Victims of former university physician Richard Strauss will address the full Board of Trustees in the Nov. 21 meeting, following requests from several of the victims.
The three Strauss victims who sent requests to the Board said in their request that they wish to provide an update on “the daily injury victims continue to suffer,” and an opportunity for Ohio State to address the victims “in a public and forthright manner.”
Strauss was the team doctor for 17 men’s varsity sports as well as a physician at the Student Wellness Center at Ohio State from 1978-98, during which he abused at least 177 students and student-athletes, according to a report released in May, following an investigation conducted by Perkins Coie, LLP. The investigation also found that Ohio State failed to act on Strauss’ abuse at the time.
Ohio State’s latest count, according to an Oct. 1 press release, includes nearly 1,500 instances of Strauss-related abuse.

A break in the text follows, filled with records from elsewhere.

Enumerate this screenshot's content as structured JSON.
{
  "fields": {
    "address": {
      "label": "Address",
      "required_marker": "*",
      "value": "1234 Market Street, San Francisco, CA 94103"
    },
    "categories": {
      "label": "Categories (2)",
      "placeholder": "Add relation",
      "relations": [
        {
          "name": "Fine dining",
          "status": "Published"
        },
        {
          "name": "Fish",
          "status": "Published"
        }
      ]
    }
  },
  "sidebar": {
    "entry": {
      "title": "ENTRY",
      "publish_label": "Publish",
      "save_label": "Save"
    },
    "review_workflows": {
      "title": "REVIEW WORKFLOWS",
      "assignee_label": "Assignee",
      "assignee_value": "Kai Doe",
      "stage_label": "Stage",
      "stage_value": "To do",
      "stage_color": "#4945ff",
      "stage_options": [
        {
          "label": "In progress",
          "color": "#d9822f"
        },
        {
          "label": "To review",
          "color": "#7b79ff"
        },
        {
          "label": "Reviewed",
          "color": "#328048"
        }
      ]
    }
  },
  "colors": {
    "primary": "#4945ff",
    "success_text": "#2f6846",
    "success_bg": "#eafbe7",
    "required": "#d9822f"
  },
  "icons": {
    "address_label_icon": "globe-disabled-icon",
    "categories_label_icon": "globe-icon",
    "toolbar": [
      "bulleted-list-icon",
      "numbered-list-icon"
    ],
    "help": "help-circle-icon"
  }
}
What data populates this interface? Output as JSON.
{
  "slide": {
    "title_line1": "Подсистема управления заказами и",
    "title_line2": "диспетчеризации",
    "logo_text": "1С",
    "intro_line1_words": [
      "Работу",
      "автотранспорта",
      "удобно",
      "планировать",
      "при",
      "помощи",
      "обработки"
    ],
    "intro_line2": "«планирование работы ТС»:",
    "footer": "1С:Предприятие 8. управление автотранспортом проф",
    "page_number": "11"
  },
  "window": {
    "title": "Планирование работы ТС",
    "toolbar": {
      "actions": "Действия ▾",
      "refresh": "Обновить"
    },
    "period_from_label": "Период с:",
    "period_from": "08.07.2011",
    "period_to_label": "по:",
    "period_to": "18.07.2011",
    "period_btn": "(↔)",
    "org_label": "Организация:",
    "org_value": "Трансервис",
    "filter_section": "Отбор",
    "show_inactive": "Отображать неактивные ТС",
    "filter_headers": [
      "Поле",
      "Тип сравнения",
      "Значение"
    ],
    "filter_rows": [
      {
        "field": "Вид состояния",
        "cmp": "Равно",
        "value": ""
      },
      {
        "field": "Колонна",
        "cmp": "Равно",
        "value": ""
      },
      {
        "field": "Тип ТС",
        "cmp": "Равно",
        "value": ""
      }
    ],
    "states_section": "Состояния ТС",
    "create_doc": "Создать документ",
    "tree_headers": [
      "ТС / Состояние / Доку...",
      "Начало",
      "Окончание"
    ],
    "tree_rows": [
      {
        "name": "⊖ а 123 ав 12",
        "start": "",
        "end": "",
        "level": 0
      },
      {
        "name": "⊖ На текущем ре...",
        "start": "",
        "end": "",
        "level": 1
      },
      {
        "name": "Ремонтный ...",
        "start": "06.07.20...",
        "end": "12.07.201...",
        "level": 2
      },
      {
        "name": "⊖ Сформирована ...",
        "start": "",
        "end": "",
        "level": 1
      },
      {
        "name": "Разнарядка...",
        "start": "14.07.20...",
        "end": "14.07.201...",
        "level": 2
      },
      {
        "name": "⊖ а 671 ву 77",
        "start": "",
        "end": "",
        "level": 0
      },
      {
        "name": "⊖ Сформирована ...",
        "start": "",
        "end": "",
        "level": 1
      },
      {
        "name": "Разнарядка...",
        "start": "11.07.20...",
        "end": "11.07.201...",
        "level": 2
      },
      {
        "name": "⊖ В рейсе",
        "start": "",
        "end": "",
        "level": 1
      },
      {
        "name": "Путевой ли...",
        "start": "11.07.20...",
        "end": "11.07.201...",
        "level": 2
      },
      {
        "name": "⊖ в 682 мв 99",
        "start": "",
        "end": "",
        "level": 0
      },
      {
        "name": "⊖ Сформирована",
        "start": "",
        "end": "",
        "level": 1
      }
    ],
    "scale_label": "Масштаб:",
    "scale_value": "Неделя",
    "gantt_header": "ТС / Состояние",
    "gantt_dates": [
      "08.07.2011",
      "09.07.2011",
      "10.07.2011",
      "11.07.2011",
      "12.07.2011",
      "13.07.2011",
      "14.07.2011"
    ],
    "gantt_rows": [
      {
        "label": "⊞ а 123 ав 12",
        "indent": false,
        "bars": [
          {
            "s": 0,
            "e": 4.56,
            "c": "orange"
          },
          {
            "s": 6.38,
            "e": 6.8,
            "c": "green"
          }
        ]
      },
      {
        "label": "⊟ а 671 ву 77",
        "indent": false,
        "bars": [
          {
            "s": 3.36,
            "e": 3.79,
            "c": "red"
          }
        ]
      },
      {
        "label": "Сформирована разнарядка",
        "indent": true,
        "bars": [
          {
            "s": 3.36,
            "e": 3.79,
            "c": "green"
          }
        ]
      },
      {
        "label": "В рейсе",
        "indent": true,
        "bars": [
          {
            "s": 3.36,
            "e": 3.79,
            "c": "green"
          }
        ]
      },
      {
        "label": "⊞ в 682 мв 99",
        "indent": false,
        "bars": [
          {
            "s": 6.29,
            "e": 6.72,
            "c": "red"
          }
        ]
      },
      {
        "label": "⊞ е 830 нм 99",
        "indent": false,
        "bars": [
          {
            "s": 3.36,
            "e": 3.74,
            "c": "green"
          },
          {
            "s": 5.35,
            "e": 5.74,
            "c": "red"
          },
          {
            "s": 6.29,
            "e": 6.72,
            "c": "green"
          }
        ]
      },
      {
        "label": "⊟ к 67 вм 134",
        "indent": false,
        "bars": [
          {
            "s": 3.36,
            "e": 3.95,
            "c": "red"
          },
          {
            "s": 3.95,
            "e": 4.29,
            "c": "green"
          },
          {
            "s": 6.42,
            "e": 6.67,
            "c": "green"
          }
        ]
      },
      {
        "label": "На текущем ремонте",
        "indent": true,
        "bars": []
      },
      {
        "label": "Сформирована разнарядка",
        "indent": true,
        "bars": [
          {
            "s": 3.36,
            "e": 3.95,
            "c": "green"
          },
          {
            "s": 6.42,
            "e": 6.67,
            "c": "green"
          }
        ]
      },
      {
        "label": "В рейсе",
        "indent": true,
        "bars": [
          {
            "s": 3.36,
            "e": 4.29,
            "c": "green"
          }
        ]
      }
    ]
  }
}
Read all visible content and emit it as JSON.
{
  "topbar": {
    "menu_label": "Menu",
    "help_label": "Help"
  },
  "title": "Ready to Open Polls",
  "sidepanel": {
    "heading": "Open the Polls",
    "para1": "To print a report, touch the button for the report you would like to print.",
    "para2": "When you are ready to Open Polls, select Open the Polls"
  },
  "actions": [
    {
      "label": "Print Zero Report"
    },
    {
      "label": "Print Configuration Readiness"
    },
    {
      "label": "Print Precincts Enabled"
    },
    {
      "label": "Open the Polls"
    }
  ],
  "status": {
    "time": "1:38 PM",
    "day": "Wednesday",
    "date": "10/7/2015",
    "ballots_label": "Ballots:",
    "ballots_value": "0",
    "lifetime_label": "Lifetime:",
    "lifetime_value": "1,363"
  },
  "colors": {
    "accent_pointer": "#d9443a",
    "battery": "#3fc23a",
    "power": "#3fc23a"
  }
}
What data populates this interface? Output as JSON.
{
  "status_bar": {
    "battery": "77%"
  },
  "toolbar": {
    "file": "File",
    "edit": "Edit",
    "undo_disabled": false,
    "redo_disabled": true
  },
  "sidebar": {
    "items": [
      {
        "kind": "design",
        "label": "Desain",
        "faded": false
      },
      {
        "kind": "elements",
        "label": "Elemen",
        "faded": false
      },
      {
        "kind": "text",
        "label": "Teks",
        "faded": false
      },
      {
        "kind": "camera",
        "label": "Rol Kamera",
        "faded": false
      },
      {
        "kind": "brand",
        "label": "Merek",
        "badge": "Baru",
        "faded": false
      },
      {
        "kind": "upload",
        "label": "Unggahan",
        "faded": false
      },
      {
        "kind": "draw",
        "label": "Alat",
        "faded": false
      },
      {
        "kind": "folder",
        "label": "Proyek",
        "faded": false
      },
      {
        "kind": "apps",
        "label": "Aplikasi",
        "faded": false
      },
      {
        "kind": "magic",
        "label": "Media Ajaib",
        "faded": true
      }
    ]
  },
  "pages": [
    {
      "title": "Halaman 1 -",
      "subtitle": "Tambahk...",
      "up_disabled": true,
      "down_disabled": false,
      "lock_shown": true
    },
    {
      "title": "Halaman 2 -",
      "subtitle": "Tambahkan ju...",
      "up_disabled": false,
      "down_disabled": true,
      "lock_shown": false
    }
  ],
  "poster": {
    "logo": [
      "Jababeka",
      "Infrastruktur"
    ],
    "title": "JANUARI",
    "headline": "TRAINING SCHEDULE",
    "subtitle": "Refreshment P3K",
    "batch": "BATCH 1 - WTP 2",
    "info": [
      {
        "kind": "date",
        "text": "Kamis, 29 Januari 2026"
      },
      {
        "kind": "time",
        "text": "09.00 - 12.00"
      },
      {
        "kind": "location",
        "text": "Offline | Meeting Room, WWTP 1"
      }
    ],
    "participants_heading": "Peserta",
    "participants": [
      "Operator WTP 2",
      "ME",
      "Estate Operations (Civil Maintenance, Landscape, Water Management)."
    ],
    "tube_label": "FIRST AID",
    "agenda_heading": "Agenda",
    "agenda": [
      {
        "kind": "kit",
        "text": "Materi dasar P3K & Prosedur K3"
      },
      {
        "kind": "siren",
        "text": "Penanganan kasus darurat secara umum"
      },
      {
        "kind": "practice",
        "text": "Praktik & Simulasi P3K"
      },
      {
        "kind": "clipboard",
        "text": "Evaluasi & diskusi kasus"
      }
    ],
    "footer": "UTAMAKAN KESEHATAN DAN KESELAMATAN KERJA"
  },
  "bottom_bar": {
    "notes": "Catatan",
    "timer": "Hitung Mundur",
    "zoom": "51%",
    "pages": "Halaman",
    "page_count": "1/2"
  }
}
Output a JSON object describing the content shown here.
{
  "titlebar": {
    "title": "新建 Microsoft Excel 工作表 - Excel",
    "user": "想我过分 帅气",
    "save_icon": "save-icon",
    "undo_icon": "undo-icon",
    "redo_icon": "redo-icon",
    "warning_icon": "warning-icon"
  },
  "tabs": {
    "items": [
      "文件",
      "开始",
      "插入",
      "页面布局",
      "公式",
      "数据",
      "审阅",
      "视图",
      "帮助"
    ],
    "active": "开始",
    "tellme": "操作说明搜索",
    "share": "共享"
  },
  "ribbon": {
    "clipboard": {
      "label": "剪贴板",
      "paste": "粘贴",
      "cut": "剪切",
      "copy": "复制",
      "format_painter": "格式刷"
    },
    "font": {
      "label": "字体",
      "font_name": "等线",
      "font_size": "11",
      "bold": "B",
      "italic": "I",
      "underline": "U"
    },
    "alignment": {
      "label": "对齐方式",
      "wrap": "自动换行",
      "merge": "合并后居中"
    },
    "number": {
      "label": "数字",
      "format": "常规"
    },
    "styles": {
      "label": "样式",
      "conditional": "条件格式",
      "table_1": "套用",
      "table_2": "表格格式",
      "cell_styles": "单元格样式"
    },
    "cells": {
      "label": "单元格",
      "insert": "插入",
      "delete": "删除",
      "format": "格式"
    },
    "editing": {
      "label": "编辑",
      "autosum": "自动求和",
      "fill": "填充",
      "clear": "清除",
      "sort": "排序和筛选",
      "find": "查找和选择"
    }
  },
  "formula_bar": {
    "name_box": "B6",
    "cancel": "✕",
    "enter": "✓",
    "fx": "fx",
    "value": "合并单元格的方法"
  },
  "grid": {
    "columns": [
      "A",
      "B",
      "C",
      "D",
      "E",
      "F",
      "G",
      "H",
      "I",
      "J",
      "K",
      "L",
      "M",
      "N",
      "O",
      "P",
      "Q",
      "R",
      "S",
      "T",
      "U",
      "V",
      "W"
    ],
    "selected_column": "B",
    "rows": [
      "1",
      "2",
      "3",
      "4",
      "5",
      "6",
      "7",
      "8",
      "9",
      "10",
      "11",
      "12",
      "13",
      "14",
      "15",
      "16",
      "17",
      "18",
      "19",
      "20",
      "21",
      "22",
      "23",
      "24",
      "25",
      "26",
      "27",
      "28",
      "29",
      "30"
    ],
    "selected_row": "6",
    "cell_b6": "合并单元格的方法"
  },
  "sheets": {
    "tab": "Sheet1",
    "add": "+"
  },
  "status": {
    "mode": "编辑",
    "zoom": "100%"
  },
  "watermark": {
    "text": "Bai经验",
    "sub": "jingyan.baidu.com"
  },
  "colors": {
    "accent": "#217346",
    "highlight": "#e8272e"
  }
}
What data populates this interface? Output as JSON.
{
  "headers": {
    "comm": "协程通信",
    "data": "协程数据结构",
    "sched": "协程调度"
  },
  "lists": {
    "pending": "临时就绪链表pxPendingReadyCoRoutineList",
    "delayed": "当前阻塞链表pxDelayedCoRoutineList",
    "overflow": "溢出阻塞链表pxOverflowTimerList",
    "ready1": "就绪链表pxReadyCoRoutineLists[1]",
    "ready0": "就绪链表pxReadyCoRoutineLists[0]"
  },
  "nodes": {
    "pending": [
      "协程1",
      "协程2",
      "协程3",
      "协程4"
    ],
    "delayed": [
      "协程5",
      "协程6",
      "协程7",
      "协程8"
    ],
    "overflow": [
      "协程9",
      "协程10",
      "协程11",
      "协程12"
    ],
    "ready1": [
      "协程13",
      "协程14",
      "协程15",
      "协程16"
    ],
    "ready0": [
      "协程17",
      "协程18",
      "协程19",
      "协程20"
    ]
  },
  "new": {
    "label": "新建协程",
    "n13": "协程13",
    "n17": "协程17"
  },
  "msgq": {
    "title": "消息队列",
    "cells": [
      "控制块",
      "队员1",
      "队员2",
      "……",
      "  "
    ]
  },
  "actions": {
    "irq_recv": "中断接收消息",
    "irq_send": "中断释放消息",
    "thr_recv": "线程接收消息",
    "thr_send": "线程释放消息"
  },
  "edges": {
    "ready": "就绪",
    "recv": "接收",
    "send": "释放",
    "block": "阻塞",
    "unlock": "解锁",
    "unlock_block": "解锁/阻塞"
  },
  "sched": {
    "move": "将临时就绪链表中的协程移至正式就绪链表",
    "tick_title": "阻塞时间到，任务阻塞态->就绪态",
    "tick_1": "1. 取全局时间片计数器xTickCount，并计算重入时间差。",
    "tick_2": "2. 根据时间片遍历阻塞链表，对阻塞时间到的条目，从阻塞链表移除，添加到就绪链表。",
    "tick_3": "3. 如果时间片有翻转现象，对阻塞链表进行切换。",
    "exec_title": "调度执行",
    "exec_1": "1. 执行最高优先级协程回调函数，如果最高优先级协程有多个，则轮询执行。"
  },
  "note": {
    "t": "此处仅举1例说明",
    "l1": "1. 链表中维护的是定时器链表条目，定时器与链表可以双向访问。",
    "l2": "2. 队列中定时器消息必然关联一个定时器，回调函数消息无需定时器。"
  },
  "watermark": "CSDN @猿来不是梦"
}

At least fourteen Strauss-related lawsuits have been filed against the university.
Strauss died by suicide in 2005.
Jessica Eveland, Board secretary, responded to the requests by email Monday and said the survivors are “welcome” to address the Board at the beginning of the meeting. However, she said the Board would not engage in a dialogue.
“Survivors are members of the Ohio State family, and once this litigation is concluded, we are committed to engaging directly with you and other survivors, without the limitations of the legal process, so together we can pursue a restorative justice model,” the response said.
Brian Garrett, Ohio State alumnus, lead plaintiff in one of the Strauss-related suits and one of the victims who will speak to the Board, said although the victims spoke about a year ago to the Board, the circumstances have changed since then.
“Now we know what happened, and it’s even worse than what we thought, and it’s caused a lot more damage than we thought,” he said.
The requests detailed several other concerns, including that there are no abuse victims on the Task Force on Sexual Abuse, and “Ohio State is using the statute of limitations as a liability shield.”
The survivors are currently barred from taking action against Ohio State by the statute of limitations — a time limit for filing lawsuits — for this type of civil case. House Bill 249, proposed by Ohio State Rep. Brett Hillyer, would lift the statute of limitations for Strauss victims and give them the opportunity for compensation.
Garrett said if the statute of limitations is not lifted, it could set a troubling precedent.
“It gives a playbook to every university in the country to wait past the statute of limitations before doing anything,” he said.
Garrett and other survivors will speak at 1 p.m. for 30 minutes at the Nov. 21 meeting.